Aujourd’hui, l’Europe

 

Europe 3Les Français sont bien connus, dans le monde entier, pour leur propension à conjuguer, d’une manière paradoxale qui n’appartient qu’à eux, le chauvinisme le plus étroit et un sens aigu de l’autocritique. Dans le domaine de la musique, comme dans beaucoup d’autres, cette attitude s’explique sans doute par un sens de l’ouverture dont l’Histoire porte le témoignage. Terre d’asile de Rossini, de Liszt et de Chopin, de Stravinsky, de Delius et de Martinů, nation musicale toujours prête à s’enrichir de ce qu’Henri Dutilleux appelle joliment le « levain de l’étranger », la France, à s’offrir sans cesse au miroir des autres n’a jamais pu s’empêcher d’y contempler sa propre image.

Dans les années 1830, la Société des Concerts du Conservatoire enthousiasmait les musiciens de toute l’Europe par la beauté de ses interprétations beethovéniennes. Plus tard, l’Opéra passait commande à Verdi, tandis que le « cas Wagner » soulevait un débat qui devait rebondir durant plus d’un demi-siècle. Plus tard encore, Diaghilev allait choisir Paris pour théâtre de ses audacieuses créations.

Il n’en fallait pas plus pour entretenir chez Europe 2les musiciens français, sous les tapageuses manifestations d’un orgueil parfois compréhensible, un doute existentiel qui allait se transformer, au lendemain du second conflit mondial, en véritable crise de confiance. Une crise dont on ne saurait vraiment dire si les difficultés d’organisation de la vie symphonique, jusqu’à la fin des années 1960, en furent le simple révélateur, la cause ou la conséquence. Quoi qu’il en soit, alors que la France gardait une place de premier plan dans le paysage européen de la création musicale, ses orchestres perdaient du terrain dans la compétition internationale incarnée, principalement, par l’essor du disque.

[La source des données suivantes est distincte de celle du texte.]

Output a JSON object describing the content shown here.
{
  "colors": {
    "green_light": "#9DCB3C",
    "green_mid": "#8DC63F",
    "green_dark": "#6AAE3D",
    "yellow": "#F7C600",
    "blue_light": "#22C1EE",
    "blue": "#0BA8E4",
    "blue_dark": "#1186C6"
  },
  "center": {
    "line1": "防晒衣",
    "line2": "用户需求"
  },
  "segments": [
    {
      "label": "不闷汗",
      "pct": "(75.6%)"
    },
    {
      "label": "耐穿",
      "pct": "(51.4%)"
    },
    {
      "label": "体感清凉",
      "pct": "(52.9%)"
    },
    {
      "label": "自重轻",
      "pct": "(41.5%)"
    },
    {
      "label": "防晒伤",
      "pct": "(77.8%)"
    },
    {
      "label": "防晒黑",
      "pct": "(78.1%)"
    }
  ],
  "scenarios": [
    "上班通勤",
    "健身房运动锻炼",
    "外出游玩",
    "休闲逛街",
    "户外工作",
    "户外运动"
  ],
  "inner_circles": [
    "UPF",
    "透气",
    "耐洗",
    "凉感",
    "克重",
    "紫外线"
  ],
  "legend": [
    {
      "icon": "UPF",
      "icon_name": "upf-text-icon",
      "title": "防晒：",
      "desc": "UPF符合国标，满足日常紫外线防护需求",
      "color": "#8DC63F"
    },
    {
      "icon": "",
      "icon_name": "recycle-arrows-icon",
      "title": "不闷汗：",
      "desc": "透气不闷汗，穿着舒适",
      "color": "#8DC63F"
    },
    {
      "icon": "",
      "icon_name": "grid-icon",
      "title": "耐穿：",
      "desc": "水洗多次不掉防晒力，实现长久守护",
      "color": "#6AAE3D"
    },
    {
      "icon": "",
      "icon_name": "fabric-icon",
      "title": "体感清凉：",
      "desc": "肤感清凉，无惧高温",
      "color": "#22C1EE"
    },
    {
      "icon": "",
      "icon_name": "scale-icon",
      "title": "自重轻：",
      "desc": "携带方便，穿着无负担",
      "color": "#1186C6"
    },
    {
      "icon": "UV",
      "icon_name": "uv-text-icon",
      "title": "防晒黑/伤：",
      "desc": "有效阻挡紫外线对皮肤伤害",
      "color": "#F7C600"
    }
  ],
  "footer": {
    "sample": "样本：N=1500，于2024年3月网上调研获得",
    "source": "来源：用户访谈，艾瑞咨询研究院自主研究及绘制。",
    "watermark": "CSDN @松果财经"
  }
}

Les trente dernières années auront permis de renverser le mouvement. Tandis que l’Europe ne cessait de s’élargir et de se renforcer, les orchestres français se devaient de trouver leur place, pour ne pas dire leur rang, dans ce « concert des nations » en perpétuelle évolution. Un véritable défi qui a été relevé avec succès.

Après plusieurs décennies marquées par ce qu’il faut bien appeler la standardisation du répertoire et du « son » des orchestres, un équilibre s’est installé, permettant aux orchestres français de mieux faire reconnaître les qualités qui leur sont propres. Tout en s’ouvrant à des musiciens venus de pays étrangers, les formations françaises ont préservé et cultivé des couleurs individuelles et collectives, un caractère, une forme d’engagement, une approche inimitable des répertoires inscrits dans leur « arbre généalogique », qui les font apprécier pour ce qu’elles sont et non pas seulement pour la place qu’elles occupent dans le « classement international » régulièrement remis à jour par d’incorruptibles arbitres.

Europe 1

L’une des meilleures preuves de l’aptitude des orchestres français à tenir leur rang dans l’Europe de demain est sans doute la fréquence et la régularité des invitations qu’ils reçoivent de l’étranger. Chaque saison, ils donnent environ 200 concerts en dehors de leurs frontières, la plupart… en Europe.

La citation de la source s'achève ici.